Perceived security is defined as the degree to which the mobile payment user believes that transaction on mobile payment platforms is secure in both financial and personal information aspects (Cheng et al., 2006). Digital banking services bring customers many benefits, but also potential risks because all transactions are performed on digital technology platforms. Security is a concern not only for customers but also for the service providers themselves who must assure the customers that their services are safe and secure. The positive relationship between perceived security and intention to use was confirmed by Cheng et al. (2006), Zhang et al. (2018), and Singh and Srivastava (2020). In addition, Abu-Assi et al. (2014) proved that perceived security has a positive impact on the intention to use E-banking services in Jordan, Kassim and Abdullah (2006) found the same result in Qatar, and Rawashdeh (2015) found the same result in Jordan. Accordingly, the following hypothesis is proposed:
H5: Perceived security has a positive effect on the intention to use digital banking services.
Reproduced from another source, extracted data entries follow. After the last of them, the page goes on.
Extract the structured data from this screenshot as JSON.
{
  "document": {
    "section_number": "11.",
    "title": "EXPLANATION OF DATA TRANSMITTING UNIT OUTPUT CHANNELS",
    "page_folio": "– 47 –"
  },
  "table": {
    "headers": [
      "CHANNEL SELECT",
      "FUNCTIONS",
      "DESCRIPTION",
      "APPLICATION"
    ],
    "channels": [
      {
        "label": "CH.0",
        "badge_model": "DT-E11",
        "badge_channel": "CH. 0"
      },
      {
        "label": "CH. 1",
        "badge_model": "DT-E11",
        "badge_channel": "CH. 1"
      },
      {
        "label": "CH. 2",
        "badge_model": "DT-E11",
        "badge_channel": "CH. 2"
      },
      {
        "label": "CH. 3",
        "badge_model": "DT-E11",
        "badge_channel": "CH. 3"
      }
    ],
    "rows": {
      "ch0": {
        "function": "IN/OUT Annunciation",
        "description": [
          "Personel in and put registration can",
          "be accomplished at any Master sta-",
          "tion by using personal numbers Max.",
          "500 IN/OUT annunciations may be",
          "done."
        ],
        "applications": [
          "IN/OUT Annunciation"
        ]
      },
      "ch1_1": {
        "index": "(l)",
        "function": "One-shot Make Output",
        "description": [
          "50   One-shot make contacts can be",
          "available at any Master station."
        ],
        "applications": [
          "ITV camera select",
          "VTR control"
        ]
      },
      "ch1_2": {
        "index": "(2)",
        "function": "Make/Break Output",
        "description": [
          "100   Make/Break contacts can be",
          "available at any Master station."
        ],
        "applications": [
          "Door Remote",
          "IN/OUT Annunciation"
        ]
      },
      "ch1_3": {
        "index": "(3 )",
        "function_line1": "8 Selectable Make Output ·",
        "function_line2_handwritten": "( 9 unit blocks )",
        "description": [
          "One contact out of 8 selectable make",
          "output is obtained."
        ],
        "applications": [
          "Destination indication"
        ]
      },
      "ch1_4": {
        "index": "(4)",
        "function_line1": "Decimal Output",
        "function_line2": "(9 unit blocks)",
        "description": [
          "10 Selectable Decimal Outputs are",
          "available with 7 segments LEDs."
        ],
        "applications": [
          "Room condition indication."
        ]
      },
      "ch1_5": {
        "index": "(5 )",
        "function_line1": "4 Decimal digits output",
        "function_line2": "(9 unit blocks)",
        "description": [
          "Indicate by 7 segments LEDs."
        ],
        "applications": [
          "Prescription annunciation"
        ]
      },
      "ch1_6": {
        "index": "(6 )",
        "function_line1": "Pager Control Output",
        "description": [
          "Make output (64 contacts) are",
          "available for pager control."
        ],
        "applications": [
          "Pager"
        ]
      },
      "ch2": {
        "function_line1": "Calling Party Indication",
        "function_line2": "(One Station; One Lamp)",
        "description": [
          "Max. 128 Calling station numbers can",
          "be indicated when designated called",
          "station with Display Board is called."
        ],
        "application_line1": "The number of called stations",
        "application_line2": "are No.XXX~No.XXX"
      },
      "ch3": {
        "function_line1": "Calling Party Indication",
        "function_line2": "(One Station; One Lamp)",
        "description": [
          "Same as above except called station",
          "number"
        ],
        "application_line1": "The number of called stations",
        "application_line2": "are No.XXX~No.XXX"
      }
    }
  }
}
Santos (2003) defined that customer support as support presented in the form of guidelines, help pages, frequently asked questions, or personal assistance. Digital banking services require customers to perform transactions mostly on the digital platform so many customers expect prompt and accurate assistance when technical issues happen. Moreover, if customers are assisted whenever they need it, they will find digital banking services easier to use. While Lin (2013) and Rahi and Ghani (2019) found that there is a positive relationship between customer support and intention to use, Singh and Srivastava (2020) proved that this relationship is insignificant. However, Singh and Srivastava (2020) asserted that customer support has a positive impact on perceived security. The author offers the following hypotheses (see Figure 1).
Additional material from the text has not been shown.